Com relação a inflação, já era esperado que o processo de reabertura fosse acompanhado por uma inflação mais elevada, especialmente quando o setor de serviços e o mercado de trabalho se recuperassem, mas o que se viu foi também uma enorme ruptura nas cadeias de suprimento e gargalos na produção e distribuição de insumos e bens. Com estímulos fiscais generosos, muitas famílias conseguiram sustentar o consumo, o que adicionou ainda mais pressão à inflação pelo lado da demanda.
Tivemos também a crise energética nas economias desenvolvidas, que se refletiu no preço de commodities energéticas como petróleo e carvão. No Brasil, a crise energética foi adicionalmente alimentada por mudanças climáticas e níveis de reservatórios preocupantemente baixos para a geração das hidrelétricas.
Em conjunto, 2021 foi marcado por uma sucessão de choques que detonaram um processo inflacionário que se alimentava em várias frentes: da recuperação econômica interna e de um setor externo favorável, de um câmbio que se manteve depreciado por conta do risco fiscal, e de uma sucessão de choques de oferta, como rupturas nas cadeias produtivas e crise energética.
Soma-se a este cenário o fato de termos iniciado todo processo de recuperação praticando taxas de juros extremamente baixas, o que tornou o processo inflacionário no Brasil muito superior ao que se viu no resto do mundo, e que agora exige uma política monetária muito mais restritiva.
A situação fiscal está sob controle? A expectativa da Selic para 2022 é de 11,25%. Caso esse número se confirme, como ele impactará o risco fiscal?
O cenário adiante segue desafiador, já que as expectativas de inflação para 2022 descolaram do centro da meta, e há riscos de desancoragem. Neste caso, o fim do ciclo pode exigir taxas terminais ainda mais elevadas, em torno de 12-13%. Por outro lado, a regularização das cadeias produtivas e a normalização do preço das commodities energéticas são forças que atuam na direção oposta. Em todo caso, a manutenção de uma taxa de juros no patamar de 11% por muito tempo compromete a sustentabilidade fiscal principalmente através de um maior serviço da dívida.
Qual a avaliação do banco para a economia em 2022? Quais são os principais pontos de atenção para o próximo ano?
Nosso cenário para 2022 é de um crescimento de 0,7%, uma inflação de 5% e uma taxa Selic de 12%. São três os principais pontos de atenção: dois do cenário externo e um do cenário doméstico.

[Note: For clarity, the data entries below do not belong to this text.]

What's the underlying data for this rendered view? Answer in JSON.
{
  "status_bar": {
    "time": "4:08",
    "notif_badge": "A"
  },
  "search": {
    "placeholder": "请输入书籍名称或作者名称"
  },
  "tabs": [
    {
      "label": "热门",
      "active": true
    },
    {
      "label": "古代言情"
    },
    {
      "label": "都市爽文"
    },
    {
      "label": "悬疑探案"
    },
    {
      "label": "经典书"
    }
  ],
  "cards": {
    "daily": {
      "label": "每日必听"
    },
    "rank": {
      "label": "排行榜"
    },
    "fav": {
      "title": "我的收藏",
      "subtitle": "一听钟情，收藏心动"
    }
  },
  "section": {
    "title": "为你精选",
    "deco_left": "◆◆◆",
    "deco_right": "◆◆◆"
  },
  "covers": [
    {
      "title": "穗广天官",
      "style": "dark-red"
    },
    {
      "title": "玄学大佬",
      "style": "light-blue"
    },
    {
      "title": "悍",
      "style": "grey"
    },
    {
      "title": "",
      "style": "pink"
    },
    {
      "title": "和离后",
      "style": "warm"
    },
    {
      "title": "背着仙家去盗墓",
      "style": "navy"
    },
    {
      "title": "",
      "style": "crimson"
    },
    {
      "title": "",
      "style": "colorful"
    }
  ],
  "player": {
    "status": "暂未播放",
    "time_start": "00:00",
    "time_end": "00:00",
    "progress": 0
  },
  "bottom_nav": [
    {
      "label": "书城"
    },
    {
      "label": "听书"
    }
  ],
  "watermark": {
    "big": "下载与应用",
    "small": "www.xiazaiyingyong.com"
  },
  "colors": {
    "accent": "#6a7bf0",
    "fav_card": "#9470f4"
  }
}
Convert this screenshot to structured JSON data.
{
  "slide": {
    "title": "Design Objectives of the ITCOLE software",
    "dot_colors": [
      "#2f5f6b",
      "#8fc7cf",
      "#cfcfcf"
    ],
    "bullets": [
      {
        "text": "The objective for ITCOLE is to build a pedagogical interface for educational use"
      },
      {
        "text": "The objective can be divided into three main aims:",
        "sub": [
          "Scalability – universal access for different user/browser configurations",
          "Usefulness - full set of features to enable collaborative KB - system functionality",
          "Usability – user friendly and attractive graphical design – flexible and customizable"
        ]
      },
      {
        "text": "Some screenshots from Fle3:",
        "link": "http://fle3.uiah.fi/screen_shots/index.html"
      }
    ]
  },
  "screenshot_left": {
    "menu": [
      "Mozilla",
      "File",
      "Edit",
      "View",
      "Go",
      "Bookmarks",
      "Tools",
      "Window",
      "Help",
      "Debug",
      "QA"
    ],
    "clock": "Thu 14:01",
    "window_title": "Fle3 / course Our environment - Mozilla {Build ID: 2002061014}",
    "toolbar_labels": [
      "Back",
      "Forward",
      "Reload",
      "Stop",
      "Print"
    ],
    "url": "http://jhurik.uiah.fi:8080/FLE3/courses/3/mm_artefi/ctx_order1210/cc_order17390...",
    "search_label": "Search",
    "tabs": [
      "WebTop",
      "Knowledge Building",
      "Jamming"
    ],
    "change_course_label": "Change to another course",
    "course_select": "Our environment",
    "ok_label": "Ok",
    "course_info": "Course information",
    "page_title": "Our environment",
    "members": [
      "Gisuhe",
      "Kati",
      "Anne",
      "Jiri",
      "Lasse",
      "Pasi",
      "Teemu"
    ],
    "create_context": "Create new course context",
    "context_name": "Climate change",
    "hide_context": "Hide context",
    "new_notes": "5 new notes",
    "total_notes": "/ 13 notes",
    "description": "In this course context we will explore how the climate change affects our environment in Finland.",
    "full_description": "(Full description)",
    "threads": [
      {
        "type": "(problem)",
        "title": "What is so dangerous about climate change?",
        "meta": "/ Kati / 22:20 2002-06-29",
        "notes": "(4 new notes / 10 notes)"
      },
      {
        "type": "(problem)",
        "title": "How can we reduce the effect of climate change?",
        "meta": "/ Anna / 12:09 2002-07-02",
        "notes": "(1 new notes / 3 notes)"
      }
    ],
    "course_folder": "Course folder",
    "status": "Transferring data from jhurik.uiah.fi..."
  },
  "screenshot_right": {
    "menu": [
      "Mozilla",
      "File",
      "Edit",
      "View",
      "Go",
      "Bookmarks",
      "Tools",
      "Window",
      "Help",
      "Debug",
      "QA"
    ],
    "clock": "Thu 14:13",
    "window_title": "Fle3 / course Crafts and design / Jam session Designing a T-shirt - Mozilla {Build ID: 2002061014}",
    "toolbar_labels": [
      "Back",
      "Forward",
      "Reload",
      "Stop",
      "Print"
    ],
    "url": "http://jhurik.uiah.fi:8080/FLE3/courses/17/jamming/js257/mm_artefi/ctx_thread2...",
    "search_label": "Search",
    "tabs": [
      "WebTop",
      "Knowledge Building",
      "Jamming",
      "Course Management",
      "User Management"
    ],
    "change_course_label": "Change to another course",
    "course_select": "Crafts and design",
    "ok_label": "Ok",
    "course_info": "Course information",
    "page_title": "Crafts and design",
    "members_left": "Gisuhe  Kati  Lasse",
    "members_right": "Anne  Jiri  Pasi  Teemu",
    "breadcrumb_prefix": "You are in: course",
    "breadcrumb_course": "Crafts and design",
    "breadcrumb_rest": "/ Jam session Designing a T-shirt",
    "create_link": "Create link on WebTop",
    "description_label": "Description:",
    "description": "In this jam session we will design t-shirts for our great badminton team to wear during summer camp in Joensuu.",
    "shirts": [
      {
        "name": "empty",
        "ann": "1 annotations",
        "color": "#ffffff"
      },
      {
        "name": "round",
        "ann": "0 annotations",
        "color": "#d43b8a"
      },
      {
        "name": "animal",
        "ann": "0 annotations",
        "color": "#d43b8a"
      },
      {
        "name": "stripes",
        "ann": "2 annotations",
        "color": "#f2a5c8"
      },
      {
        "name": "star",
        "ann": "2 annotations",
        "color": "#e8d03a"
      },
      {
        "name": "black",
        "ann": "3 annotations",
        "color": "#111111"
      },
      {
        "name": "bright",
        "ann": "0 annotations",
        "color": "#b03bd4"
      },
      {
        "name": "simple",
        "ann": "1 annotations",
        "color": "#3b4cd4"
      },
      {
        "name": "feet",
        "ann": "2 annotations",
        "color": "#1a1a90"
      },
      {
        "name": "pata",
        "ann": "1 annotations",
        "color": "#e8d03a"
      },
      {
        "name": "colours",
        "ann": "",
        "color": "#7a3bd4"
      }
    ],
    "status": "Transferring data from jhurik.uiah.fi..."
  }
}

Primeiro: há incerteza sobre a recuperação da economia global, especialmente sobre os impactos da desaceleração da economia chinesa na atividade de países emergentes, como o Brasil, já que a China é seu principal parceiro comercial.
Segundo: a política do Fed e demais bancos centrais irá ditar a severidade do aperto de liquidez internacional e a eficácia no combate à inflação, que roda elevada também nos países desenvolvidos.
Terceiro: temos em 2022 um cenário de eleição bastante polarizado, para o qual ainda não conhecemos a agenda de governo e os quadros da equipe econômica. Será importante monitorar o posicionamento dos candidatos com relação à disciplina fiscal e às reformas que ainda não conseguiram avançar, como a administrativa e tributária.